Ambarus: non dimentichiamoci del dolore di questi bambini

In piazza, dopo il cardinal Czerny, monsignor Benoni Ambarus, nato in Romania e arrivato a Roma a 22 anni, che è stato anche direttore della Caritas capitolina, parla ai bambini a nome di Amal, “che non sa l’italiano”. La fontana vicino al monumento ai migranti, “si potrebbe riempire di lacrime”, spiega, perché “nella mia vita ho versato tante lacrime, per questo mi sono messa in viaggio, e dal confine turco-siriano arriverò a Birmingham, perché sto cercando mia mamma”. Abbiamo tutti una famiglia, e quando non ci sono i genitori siamo un po’ tristi, prosegue Amal-Benoni, figuriamoci poi quando perdiamo tutto. “Io ho perso anche la casa, non ho più niente. Vorrei però che non fosse un’accoglienza solo per me, ma per i milioni di bambini e di ragazzi, in giro per il mondo, che sono rimasti senza famiglia e senza niente”. Ma, conclude, non voglio raccontarvi solo il mio dolore, ma anche la mia speranza: “trovare la mamma, come tutti quelli che sono senza famiglia.

A Roma, nelle parrocchie, tanti laboratori di accoglienza

E saluta le parrocchie romane di sant’Eligio, san Vigilio, san Filippo Neri, i ragazzi dei Centri di Ascolto della Caritas, gli scout e la famiglia scalabriniana, che con i bambini più piccoli preparano tanti aquiloni dal far volare. Poi risponde alle domande di Vatican News:

Ascolta l’intervista a monsignor Benoni Ambarus

Eccellenza, cosa dice Amal ai bambini, ma anche alle famiglie di Roma che l’hanno accolta?

Dice una cosa molto semplice: per favore, non dimenticatevi di noi, del nostro dolore. Non ci sono bambini di varie nazionalità o di vari status o di vari ceti sociali ci sono bambini. Noi siamo bambini e abbiamo il diritto di vivere, di vivere in un mondo diverso, accolti, accuditi. Non possiamo essere vittime di guerre, di conflitti dei grandi, abbiamo bisogno di essere accolti. Soltanto questo chiede Amal.

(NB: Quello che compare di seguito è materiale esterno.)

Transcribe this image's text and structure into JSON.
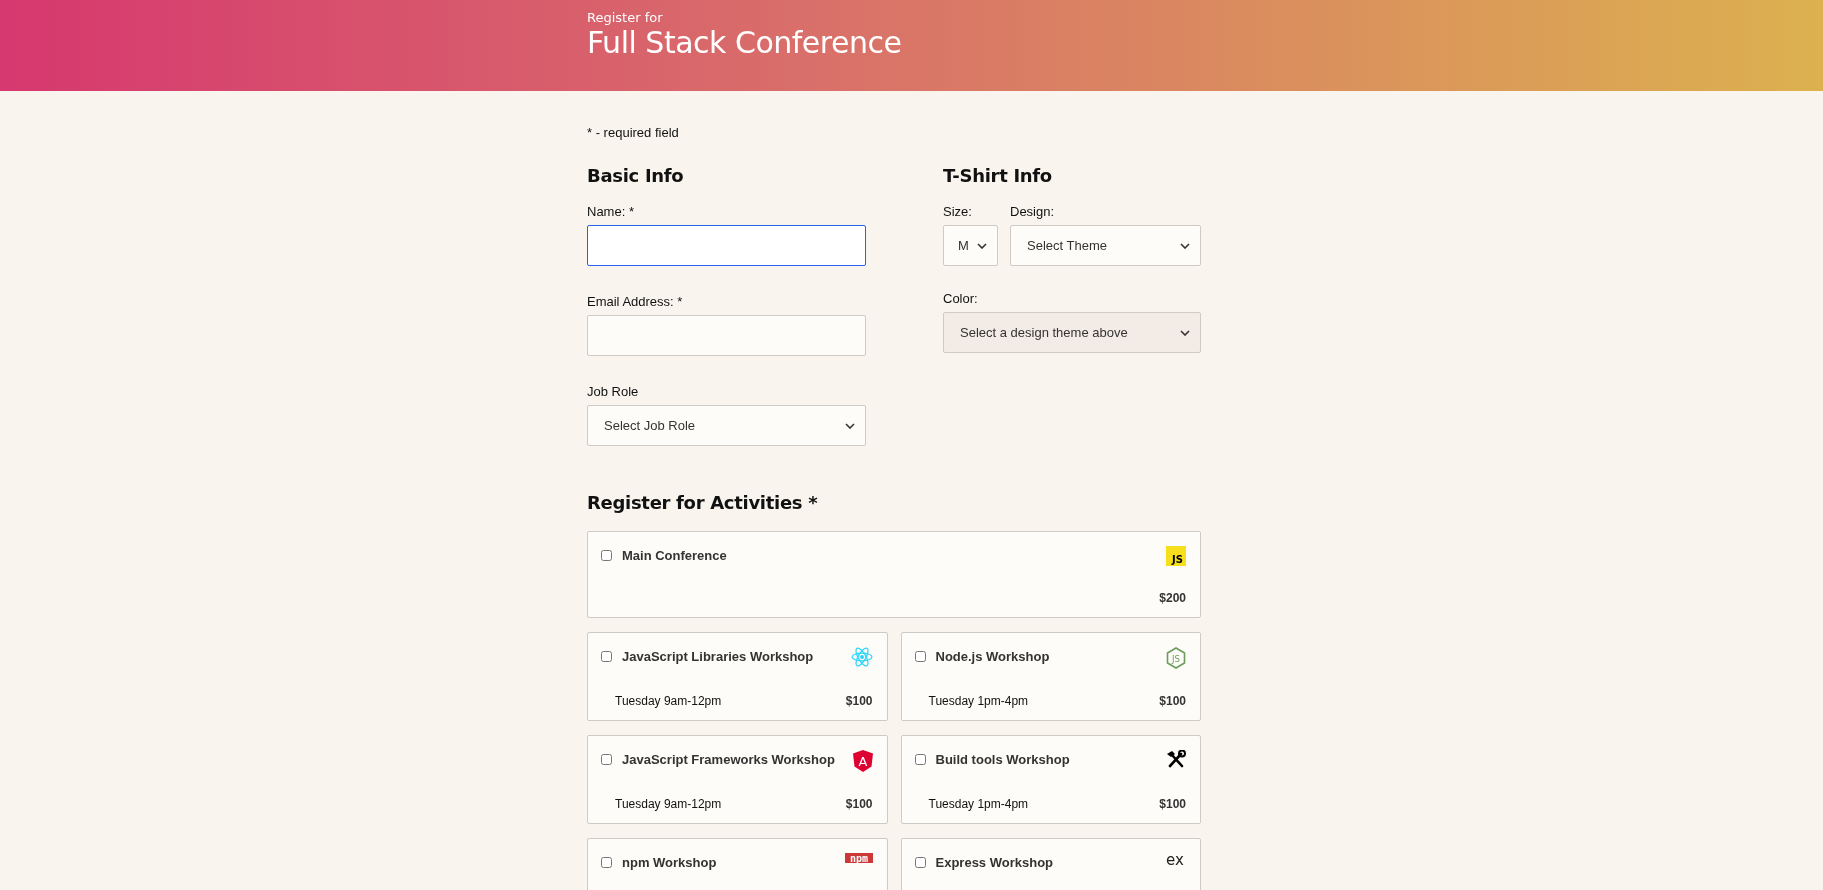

Sono già arrivati piccoli rifugiati dall’Afghanistan nelle strutture di Roma? E come potrà esserci un’integrazione anche grazie proprio alle parrocchie e alle famiglie di Roma?

Le parrocchie hanno un grandissimo potenziale, una grandissima ricchezza, che non sono i soldi, ma le relazioni. Quando si uniscono le persone insieme, nel Vangelo Gesù dice “Se due o tre sono riuniti nel mio nome, io sono in mezzo a loro”, ecco mi piace immaginare che “Io sono in mezzo a loro” significa che sia è il Signore vivo, Cristo Risorto, sia è presente attraverso la persona accolta è presente. Quindi le parrocchie mettono a disposizione questa grandissima ricchezza. In questo modo, poi, parte il processo anche di integrazione.

Già lo stanno facendo per i migranti che sono arrivati in passato? E’ già un’esperienza avviata?

C’è un bellissimo laboratorio di accoglienza nelle parrocchie: molte parrocchie, istituti religiosi, che in questi ultimi anni hanno dato disponibilità, si sono messi in discussione. Certo è da allargare sempre di più questo laboratorio di accoglienza, però è in atto una cosa molto bella, molto generosa.